Launch the interactive link analyzer. It replays the real captured data with no hardware attached.
The wins are more believable next to the attempts that did not work.
The addressed buffer behind the offset bug passed behavioral simulation with zero errors for as long as it existed. Only simulating the synthesized result exposed it.
The host overflow looked like a too-small buffer. Enlarging it helped a little; the real lever was decoupling the drain from the heavy work, which a buffer change alone would never have revealed.
The preamble correlator was a tempting target for shrinking. Measured, it was already at the arithmetic floor (2,564 down to 1,583 logic cells with a fold), and further effort only traded one resource for another.
The receiver is one design, but the method is the point.
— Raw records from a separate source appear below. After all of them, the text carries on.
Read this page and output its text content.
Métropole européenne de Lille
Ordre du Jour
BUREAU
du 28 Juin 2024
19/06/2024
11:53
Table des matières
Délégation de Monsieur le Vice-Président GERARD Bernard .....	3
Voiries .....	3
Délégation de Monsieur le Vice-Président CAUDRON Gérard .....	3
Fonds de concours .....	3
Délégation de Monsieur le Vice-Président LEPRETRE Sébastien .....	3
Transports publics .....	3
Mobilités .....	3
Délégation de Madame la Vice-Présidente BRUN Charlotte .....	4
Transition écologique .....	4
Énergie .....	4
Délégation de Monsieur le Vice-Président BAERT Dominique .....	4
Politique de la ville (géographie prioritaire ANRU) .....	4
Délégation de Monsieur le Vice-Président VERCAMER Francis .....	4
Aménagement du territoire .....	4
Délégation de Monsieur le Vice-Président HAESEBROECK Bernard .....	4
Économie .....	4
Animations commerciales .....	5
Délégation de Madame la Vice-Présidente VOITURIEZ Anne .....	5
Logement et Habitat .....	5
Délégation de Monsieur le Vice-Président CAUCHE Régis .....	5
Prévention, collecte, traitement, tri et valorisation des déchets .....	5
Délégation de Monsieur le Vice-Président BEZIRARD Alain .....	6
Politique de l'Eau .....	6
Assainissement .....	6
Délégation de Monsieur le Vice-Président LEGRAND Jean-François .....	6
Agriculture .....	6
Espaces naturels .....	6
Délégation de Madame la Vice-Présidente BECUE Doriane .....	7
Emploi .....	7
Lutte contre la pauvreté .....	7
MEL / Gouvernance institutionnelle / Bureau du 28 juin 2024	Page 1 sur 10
Generating hardware from a model that is proven equal to the standard means correctness is built in, not chased afterward. Splitting a design across three tiers (the FPGA fabric, an embedded processor, and a host) at narrow, rate-matched interfaces is how a large function fits a small, cheap part. Bringing a system up rung by rung makes the inevitable silicon-only bugs findable. And the two bugs that did survive (a synthesis result that disagreed with its source, and a data path that dropped blocks silently) are not specific to radios; they recur anywhere a feedback path meets a synthesis tool, or a host captures a fast stream. Those are the parts worth carrying to the next design.